The book focuses on Clay. Clay's classmate Hannah committed suicide, and instead of leaving a regular note, she recorded her story on thirteen cassette tapes. She left specific instructions as to who should receive the tapes, how to listen to them, and when to forward them to the next person on the list. The people who receive the tapes find out while listening what impact, negative or positive, they had on Hannah's life. As Clay listens, he finds out all the factors in her life that conspired against her and led to her sad decision. I loved this book because YA novels that focus on teens with emotional/mental health issues are one of my favorite themes. The series is good, but of course the book should be read first.

Saturday, April 1, 2017

Scary Teeth

I’ve written before about how a character’s teeth can often inform a reader/viewer about the character’s personality; is this character on the side of Good or Evil? A character that has a nice smile is often (but not always!) a good guy, and a character whose teeth are stained, rotting, very crooked or missing is often a bad guy. I know that it’s not just me that notices these traits in fictitious people, and I also don’t think it’s a coincidence. If an author/creator wants to craft someone with malicious intent, someone who does not have anything good inside them like consideration or morals or a conscience, then it’s only natural that something in the character’s appearance would indicate the decay within. And the place we usually associate with the word “decay” is teeth.

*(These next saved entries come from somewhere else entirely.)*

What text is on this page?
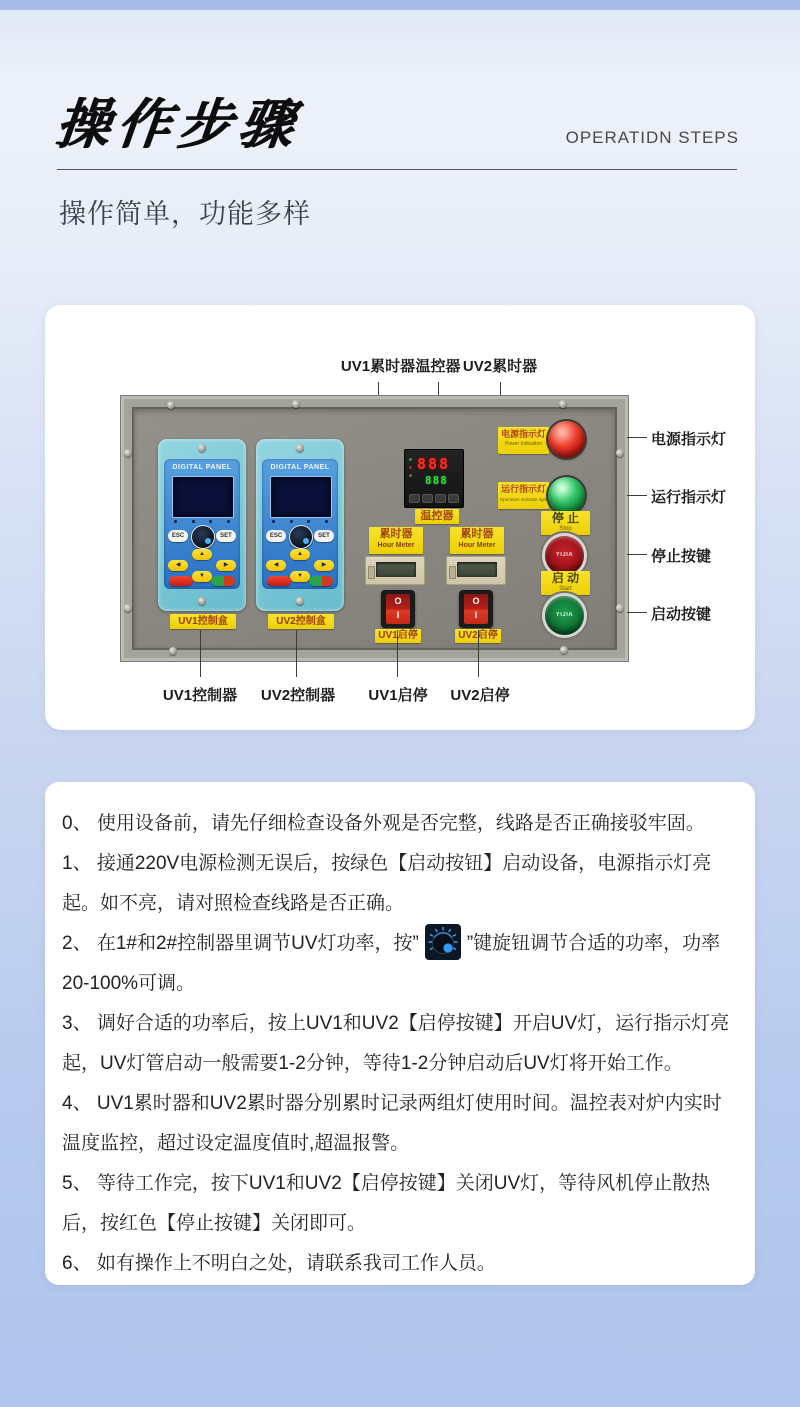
操作步骤	OPERATIDN STEPS
操作简单，功能多样
UV1累时器 温控器 UV2累时器
DIGITAL PANEL
ESC	SET
▲
◀	▶
▼
DIGITAL PANEL
ESC	SET
▲
◀	▶
▼
UV1控制盒	UV2控制盒
888
888
温控器
累时器
Hour Meter
累时器
Hour Meter
O
I
O
I
UV1启停	UV2启停
电源指示灯
Power Indication
运行指示灯
Operation indicator light
停 止
Stop
YIJIA
启 动
Start
YIJIA
电源指示灯
运行指示灯
停止按键
启动按键
UV1控制器 UV2控制器 UV1启停 UV2启停

0、 使用设备前，请先仔细检查设备外观是否完整，线路是否正确接驳牢固。

1、 接通220V电源检测无误后，按绿色【启动按钮】启动设备，电源指示灯亮起。如不亮，请对照检查线路是否正确。

2、 在1#和2#控制器里调节UV灯功率，按”	”键旋钮调节合适的功率，功率20-100%可调。

3、 调好合适的功率后，按上UV1和UV2【启停按键】开启UV灯，运行指示灯亮起，UV灯管启动一般需要1-2分钟，等待1-2分钟启动后UV灯将开始工作。

4、 UV1累时器和UV2累时器分别累时记录两组灯使用时间。温控表对炉内实时温度监控，超过设定温度值时,超温报警。

5、 等待工作完，按下UV1和UV2【启停按键】关闭UV灯，等待风机停止散热后，按红色【停止按键】关闭即可。

6、 如有操作上不明白之处，请联系我司工作人员。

With the 6th graders that I see once a week, I read to them from Alvin Schwartz’s Scary Stories books, and I match up the stories with episodes of Are You Afraid of the Dark? Last week we were watching an episode and one of the students specifically commented on the villain’s teeth, and I asked why she thinks that the bad guys always seem to have bad teeth. I don’t know if she completely understood the metaphor I was trying to communicate to her, but just the fact that she noticed and commented told me that the kids are observing the the tales and piecing together themes and ideas that are consistent in horror/folk tales.

Marie, the mysterious shopkeeper in "The Tale of the Vacant Lot" has yellowed teeth, and infected skin

Dr. Vink, a recurring character, also sports corn-on-the-cob colored teeth

Nosferatu the vampire in "The Tale of the Midnight Madness"

Yikes- I guess vampires don't get dental plans.